In true Angina. the pain is retro-sternal and may spread to arms, chest and neck: the pain is constrictive and is accompanied with a feeling of dread and fear of impending death. Patient will not move is “frozen.” The true form is often due to syphilis, via aortic disease. As a rule it appears first after some definite exertion. Patient should be very careful of chills from cold winds, sudden exertion, excitement, and especially overloading the stomach. The diet should be purine free, and chlorine free. In some cases the first attack may be the last.

LANCINATING PAINS ABOUT HEART. If from base to apex, at night, try Syphilinum; if from apex to base Medorrhinum. From base to clavicle or shoulder, Spigelia.

CONSTRICTING PAINS about heart region, consult Cactus, Spigelia, Carbolic acid and Sulphur.

An Old School observation. When cutaneous hyperaesthesia is marked about the precordia, especially about the apex beat, in over distension or heart failure, and where the least touch causes acute distress, paint apex-region with mother tincture of aconite. The same cutaneous hyperaesthesia is found in acute pericarditis, due to irritation of the intercostal nerves.

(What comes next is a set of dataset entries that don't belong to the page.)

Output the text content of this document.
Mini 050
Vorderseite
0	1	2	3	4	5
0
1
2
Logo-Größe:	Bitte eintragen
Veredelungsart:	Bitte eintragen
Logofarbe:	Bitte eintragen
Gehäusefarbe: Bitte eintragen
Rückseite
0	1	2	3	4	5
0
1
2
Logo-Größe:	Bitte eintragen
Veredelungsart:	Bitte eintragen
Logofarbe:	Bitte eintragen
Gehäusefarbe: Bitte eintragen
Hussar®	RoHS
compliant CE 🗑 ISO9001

If palpitation is marked on first getting into bed, this is often due to nicotine poisoning from excessive smoking. If an attack comes on when lying quietly in bed, suspect Graves disease.

ADHERENT PERICARDIUM. The diaphragm seems fixed and the chest wall is sucked in during respiration, because the ribs dont move. There is an abnormal increase in size of the heart, as the amount of work it has to do is immensely increased, and there are greater signs of cardiac failure than one would expect from the amount of valvular lesion present. In acute pericarditis, there is complete absence of abdominal respiration, and one may mistake it for an abdominal inflammation.

In tubercular disease the heart is usually small: this disease is rare in cases of cardiac disease, especially in mitral stenosis, or in lateral curvature of the spine, or rickety deformities of the chest, or emphysema. Is this from increased venosity of the blood? But in mitral stenosis there is an increase of red blood corpuscles.

The heart rate is increased by inspiration, and decreased by expiration, especially in the young. This is quite normal and is not a sign of disease. Stop respiration and the irregularity disappears. The rate is slow, as compared with the temperature, in typhoid fever, and in influenza.

In “heart troubles” without special symptoms give Naja. For consciousness of a heart give pyrogen: the heart feels “tired.”.

HEART BLOCK. If complete the ventricle beats at its own intrinsic rate of about 30 per minute.

Drugs that have produced complete or partial heart block are Digitalis, Aconitine, Physostigmine, Adrenalin, Muscarin, Yohimbin, Squill and Strophanthus. Digitalis will also produce auricular fibrillation.

Heart block with occasional faints, or epileptic-like seizures, is known as the Stokes-Adams syndrome.

In failing heart, look at feet, lungs and liver. Gallop-rhythm means threatening break-down of the myocardium.